A cold atmospheric plasma generating device based on dielectric barrier discharge was highly effective in inactivating an enveloped RNA virus. Reactions of the plasma gas species proved to be the limiting factor when the CAP treatment was applied to salt water (oyster holding medium) or to oyster slurry. In both settings, reactive nitrogen species from the plasma cloud accumulated in the matrices, effectuating a drop of pH in salt water, and an increase in total nitrogen in oyster slurry.

With respect to live oysters, CAP could be used to sanitize the holding water; however, obviously, the plasma-induced pH drop has to be corrected before the water can be used in a holding tank. This might be accomplished in a circulating system, with CAP treatment outside of the holding tank, followed by pH adjustment and then redirecting the sanitized water back to the tank. In this setting, in-shell oysters would be sanitized indirectly by sanitizing the circulating holding water.
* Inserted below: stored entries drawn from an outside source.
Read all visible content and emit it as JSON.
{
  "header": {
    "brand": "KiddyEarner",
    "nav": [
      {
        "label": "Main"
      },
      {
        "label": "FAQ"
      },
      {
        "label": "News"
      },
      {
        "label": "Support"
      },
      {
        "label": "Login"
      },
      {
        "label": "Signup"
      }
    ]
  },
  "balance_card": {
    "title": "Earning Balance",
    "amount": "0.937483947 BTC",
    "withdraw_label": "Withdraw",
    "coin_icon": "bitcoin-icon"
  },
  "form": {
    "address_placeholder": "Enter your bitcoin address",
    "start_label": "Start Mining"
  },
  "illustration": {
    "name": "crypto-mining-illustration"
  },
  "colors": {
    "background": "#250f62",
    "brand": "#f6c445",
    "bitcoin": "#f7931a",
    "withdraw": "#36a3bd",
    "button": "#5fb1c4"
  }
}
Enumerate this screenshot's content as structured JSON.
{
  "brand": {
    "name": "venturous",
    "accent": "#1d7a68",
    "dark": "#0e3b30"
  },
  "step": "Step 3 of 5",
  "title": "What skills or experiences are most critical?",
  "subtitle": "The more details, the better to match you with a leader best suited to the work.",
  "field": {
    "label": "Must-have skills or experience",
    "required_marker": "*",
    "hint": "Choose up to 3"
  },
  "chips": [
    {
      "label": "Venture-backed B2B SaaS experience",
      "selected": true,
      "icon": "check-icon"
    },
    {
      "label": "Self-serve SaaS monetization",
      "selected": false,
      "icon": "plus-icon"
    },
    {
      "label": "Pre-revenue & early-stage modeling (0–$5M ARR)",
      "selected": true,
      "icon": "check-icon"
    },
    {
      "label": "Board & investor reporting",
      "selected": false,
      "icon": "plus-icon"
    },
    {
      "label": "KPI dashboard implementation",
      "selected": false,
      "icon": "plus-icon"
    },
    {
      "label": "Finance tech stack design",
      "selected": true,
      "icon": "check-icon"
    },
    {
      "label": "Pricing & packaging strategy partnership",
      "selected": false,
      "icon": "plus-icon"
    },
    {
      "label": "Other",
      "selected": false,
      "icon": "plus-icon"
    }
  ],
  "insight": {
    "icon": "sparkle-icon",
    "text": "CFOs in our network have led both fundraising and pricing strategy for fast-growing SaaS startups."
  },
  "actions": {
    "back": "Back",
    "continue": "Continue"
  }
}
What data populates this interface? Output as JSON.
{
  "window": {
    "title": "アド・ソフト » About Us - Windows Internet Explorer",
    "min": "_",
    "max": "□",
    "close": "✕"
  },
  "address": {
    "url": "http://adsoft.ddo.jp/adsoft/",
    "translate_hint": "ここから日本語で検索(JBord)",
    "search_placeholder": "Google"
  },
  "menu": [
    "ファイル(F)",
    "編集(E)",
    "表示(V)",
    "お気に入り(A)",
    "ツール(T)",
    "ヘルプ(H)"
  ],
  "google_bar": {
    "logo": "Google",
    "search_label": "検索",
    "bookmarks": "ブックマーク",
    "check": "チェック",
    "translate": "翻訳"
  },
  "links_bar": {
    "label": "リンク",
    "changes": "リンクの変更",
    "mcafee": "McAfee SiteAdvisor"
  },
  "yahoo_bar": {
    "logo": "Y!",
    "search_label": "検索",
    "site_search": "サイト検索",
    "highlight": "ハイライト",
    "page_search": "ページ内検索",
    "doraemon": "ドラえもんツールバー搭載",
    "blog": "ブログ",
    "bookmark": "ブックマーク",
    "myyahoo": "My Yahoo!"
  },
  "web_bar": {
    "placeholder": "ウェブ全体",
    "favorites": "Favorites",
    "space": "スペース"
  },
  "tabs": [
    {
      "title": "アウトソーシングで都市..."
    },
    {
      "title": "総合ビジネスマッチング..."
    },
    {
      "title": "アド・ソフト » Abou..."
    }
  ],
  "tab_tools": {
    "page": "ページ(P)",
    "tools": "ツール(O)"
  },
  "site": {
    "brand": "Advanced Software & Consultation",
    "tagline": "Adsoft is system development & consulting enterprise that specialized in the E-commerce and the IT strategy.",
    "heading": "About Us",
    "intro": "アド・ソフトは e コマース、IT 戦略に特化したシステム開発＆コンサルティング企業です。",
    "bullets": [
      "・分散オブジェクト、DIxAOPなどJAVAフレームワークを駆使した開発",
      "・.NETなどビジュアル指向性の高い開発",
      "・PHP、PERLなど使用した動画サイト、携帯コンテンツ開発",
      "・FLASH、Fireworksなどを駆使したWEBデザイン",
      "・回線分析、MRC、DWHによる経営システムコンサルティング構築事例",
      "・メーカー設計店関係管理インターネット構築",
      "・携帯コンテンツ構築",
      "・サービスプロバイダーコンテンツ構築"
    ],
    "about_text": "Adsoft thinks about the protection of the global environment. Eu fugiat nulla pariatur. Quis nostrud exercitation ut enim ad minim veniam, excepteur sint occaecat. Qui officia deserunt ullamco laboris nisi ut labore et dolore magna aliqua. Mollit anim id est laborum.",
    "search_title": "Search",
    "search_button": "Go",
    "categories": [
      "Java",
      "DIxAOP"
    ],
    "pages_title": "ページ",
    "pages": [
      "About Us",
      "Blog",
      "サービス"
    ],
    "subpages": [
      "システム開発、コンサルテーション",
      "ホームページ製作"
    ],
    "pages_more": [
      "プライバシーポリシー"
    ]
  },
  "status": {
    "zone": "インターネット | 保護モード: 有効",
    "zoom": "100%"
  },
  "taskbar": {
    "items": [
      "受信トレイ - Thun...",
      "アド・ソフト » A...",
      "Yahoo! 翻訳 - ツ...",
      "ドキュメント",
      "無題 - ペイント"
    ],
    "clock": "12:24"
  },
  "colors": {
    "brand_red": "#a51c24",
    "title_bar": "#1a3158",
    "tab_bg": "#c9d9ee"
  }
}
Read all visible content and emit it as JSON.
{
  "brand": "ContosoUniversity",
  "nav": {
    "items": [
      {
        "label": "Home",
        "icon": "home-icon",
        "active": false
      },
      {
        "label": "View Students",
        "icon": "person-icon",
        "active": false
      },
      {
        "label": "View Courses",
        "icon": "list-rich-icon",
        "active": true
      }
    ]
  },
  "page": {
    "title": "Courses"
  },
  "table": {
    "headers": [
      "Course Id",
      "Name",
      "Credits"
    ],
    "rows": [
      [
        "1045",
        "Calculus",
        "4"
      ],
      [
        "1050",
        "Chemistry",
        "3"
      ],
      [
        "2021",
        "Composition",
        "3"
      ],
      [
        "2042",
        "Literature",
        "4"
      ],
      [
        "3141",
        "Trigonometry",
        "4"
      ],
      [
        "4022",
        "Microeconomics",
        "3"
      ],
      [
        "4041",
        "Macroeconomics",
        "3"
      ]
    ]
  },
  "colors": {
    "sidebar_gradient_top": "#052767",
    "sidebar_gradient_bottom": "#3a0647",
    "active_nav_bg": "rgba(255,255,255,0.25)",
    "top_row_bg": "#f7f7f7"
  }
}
Analyses of nitrite and nitrate levels in the oyster slurry indicated that these compounds react with the oyster tissues, which raises concerns of whether such treated oysters would be either “processed” or “novel” foods according to EU legislation. We assume that this reaction involves in particular the haemocyanin compound. Further studies are suggested to explore the effects of nitrite on live oysters.